Ms. Balfour’s and Mr. Young’s s 11(e) Charter rights were violated. A stay of proceedings is moot, but an order of costs is just. Consideration should be given to an independent review of the system affecting in-custody accused on remand in northern Manitoba.

Indigenous Law Centre – CaseWatch Blog

Ms. Balfour and Mr. Young are residents of different northern Manitoba Indigenous communities. Each were arrested and charged with Criminal Code offences. Their cases are completely unrelated except they both experienced difficulty having timely bail applications. Each had made an application for a declaration that their ss 7, 9, 11(e) and 12 rights as guaranteed by the Charter of Rights and Freedoms had been violated. Each sought a judicial stay of proceedings of their charges, and costs.

The focus of the Court’s analysis was on s 11(e) of the Charter, the right of a person charged with an offence not to be denied reasonable bail, as it is broad enough to encompass the specific elements of this matter in a holistic manner. The Court found that Ms. Balfour and Mr. Young rights were violated and the Crown did not seek justification for the violation under s 1 of the Charter.

Remand custody is substantially unlike being a sentenced prisoner in a correctional facility or penitentiary. Particularly in northern Manitoba, being in remand custody awaiting some court process or trial is physically and emotionally stressful for many reasons, especially for first offenders and young offenders. An in-custody remand cannot be routine or perfunctory, the remand must be for a good reason. Lack of court resources or time is not a good or valid reason (R v Reilly, 2019 ABCA 212). Such remands cannot be done consecutively with the effect of sidestepping the accused’s right to object or consent to longer delays. This also applies to remands for less than three clear days, where an accused need not consent.

Northern Manitoba residents who are held waiting for bail are moved repeatedly, often driving great distances while locked in crammed vans and in foul weather. It is unsafe for Sheriffs and accused alike, and adds to the chaos of the northern justice system as personal or video appearances are unreliable. Many accused do not stay in remand in the north but are transferred to central or southern Manitoba. Almost all are away from their home community such that personal visits with their counsel, family, children or supports are few and far between, if at all. Telephone communication to lawyers or families is difficult, infrequent and expensive. Accused are housed with all manner of inmates from a mix of backgrounds and temperaments; some of whom are violent, addicted to drugs or alcohol, or have mental health issues. Lawyers deposed that many clients have lost their employment, or have been attacked or threatened, while in remand waiting for bail hearings. Some accused consider pleading guilty just to get out of remand custody.

The remedy for a stay of proceedings is moot.
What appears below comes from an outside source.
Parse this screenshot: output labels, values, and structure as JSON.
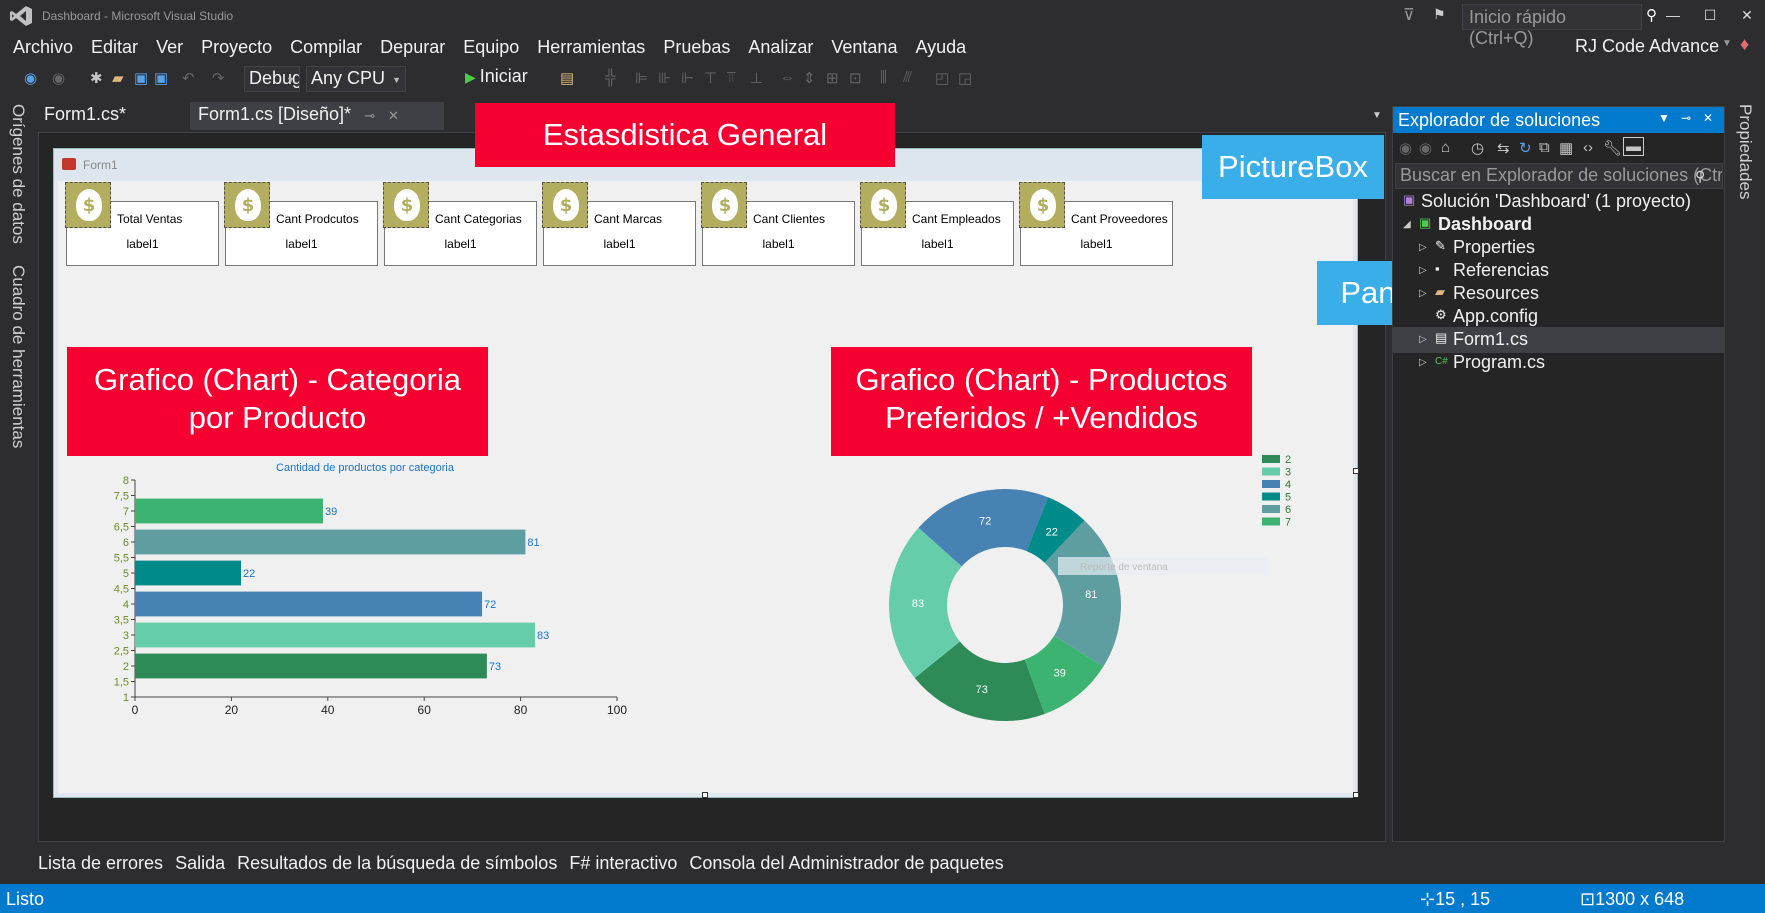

An appropriate remedy under s 24(1) of the Charter, may generally include a stay of proceedings, a reduction of a sentence, or costs. At a minimum, judicial condemnation is required and the Court finds the bail practices in play in northern Manitoba should shock the conscience of any reasonable person. The violations of Ms. Balfour’s and Mr. Young’s Charter rights were directly related to long-standing and glaring systemic issues. Although the breaches were predictable, the issue of processing the potential release of an arrested person is vital. A bail system must be designed to ensure no person’s liberty is improperly usurped. This is of special concern, as many of the communities in the Thompson judicial area of northern Manitoba are Indigenous and many of those citizens suffer the effects of colonization (R v Gladue, [1999] 2 CNLR 252; R v Ipeelee, [2012] 2 CNLR 218).

No other remedy than costs remains available. In the end, Ms. Balfour and Mr. Young will receive nothing for the breaches of their individual Charter rights, but their lawyers will be reimbursed their expenses and receive partial compensation for their efforts.